To diagnose the condition, you will need to provide a comprehensive history of your dog’s health leading up to the onset of symptoms. Your veterinarian will conduct a thorough physical examination and may recommend various tests including blood tests, fecal tests, and a biochemistry profile. Blood tests typically reveal varying degrees of anemia, often attributed to gradual blood loss through feces. Fecal samples will be examined under a microscope to detect hidden blood not visible to the naked eye. Contrast radiography may be employed to visualize the presence, location, and size of the tumor. Ultrasound is also a valuable diagnostic tool for detecting adenocarcinoma of the gastrointestinal tract. Your veterinarian may perform a needle biopsy during ultrasound to examine fluid samples for neoplastic cells. Endoscopy, a diagnostic tool inserted into the body, may also be used to obtain biopsy samples. If these methods fail to confirm a diagnosis, surgery may be necessary for definitive identification.

Treatment

Surgery is the primary treatment for adenocarcinoma of the gastrointestinal system, although achieving a permanent cure is rare due to common metastasis. Complete removal of neoplastic tissue is often challenging, particularly in cases of stomach adenocarcinoma. For intestinal neoplasms, surgical removal of the affected section of the intestine followed by suturing of the healthy portions is typically performed. While chemotherapy may be recommended, its success rate is usually limited. Pain relief medications are prescribed to alleviate associated discomfort.

Living and Management

Following surgery, regular follow-up visits with your veterinarian every three months are recommended for progress assessments. During these visits, your veterinarian will conduct physical examinations and utilize X-ray and ultrasound imaging to monitor for any signs of tumor regrowth.

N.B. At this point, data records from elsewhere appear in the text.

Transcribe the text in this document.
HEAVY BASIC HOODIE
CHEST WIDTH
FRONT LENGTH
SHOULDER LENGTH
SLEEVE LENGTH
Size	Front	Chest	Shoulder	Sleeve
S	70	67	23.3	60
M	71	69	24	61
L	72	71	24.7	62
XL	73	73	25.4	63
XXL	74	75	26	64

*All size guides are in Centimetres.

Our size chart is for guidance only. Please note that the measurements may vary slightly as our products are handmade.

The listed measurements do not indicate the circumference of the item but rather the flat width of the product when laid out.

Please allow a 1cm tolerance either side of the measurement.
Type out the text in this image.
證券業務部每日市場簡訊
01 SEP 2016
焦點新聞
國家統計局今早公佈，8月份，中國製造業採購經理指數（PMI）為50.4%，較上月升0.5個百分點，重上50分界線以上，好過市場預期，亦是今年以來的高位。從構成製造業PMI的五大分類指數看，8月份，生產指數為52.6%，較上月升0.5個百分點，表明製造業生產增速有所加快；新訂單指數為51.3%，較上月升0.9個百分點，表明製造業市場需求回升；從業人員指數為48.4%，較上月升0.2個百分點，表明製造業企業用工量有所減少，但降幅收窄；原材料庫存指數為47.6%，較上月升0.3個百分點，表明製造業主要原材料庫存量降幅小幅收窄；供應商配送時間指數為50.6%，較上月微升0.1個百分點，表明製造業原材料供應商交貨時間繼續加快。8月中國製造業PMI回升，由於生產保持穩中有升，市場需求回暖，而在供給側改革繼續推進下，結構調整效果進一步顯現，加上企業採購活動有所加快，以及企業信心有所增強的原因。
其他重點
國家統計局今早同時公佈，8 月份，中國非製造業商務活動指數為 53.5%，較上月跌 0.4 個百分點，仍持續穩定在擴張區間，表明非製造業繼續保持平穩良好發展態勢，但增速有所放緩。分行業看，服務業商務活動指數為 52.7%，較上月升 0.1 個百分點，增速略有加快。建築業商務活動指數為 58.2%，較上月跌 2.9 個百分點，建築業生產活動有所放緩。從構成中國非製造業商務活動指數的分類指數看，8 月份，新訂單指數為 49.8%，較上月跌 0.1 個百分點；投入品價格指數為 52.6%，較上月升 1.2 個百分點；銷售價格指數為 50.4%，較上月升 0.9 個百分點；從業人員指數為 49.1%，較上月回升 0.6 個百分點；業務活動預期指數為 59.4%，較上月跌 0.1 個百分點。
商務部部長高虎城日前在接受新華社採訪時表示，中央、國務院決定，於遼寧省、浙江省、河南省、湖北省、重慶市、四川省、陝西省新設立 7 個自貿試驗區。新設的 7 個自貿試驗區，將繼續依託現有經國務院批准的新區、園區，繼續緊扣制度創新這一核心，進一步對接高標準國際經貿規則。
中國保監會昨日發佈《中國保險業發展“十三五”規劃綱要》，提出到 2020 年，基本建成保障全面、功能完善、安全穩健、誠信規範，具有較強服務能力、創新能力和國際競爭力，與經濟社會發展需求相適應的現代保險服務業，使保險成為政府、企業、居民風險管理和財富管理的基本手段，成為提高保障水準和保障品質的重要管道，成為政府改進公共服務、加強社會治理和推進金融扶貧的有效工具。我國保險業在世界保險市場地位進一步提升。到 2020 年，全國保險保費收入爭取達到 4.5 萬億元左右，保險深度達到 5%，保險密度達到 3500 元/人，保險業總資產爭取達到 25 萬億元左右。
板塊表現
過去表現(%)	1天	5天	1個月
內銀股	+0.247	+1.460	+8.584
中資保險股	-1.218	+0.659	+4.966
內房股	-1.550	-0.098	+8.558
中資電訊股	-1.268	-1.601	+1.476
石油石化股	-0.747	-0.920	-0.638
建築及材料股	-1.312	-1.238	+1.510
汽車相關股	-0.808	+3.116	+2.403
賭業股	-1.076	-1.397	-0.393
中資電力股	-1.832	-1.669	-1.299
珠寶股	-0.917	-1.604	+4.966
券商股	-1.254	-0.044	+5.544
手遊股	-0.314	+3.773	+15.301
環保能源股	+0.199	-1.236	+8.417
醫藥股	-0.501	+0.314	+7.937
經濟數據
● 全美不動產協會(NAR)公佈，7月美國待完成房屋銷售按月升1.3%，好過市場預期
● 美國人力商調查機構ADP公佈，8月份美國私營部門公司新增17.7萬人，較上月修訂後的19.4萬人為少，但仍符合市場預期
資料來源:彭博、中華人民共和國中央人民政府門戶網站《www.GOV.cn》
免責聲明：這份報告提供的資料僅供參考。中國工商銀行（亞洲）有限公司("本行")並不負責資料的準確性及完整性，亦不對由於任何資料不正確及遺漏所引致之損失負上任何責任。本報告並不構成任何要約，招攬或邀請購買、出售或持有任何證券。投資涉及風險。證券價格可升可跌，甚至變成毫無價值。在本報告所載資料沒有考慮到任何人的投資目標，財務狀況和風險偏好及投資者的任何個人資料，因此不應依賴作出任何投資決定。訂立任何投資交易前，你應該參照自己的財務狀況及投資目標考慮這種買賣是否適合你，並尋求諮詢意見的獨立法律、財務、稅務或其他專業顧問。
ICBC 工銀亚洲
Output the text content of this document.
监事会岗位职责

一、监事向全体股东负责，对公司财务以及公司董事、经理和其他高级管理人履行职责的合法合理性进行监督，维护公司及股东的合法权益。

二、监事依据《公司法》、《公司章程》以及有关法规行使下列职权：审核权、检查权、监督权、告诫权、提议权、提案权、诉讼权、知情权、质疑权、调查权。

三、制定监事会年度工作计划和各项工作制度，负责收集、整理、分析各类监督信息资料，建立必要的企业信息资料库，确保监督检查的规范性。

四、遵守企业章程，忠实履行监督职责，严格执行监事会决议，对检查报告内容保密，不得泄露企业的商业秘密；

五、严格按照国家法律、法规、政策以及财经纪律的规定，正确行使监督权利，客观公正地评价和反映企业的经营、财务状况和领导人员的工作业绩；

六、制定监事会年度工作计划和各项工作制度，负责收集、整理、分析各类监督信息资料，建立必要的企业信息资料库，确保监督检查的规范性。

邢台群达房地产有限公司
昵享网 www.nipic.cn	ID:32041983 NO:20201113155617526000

These tumors tend to grow rapidly and often spread to other organs and parts of the body. Survival time varies, with gastric adenocarcinoma typically resulting in a survival time of around two months, while intestinal neoplasms may extend survival to approximately ten months. However, survival time is subject to individual variability and can only be accurately predicted by your veterinarian after a thorough evaluation of your dog’s condition.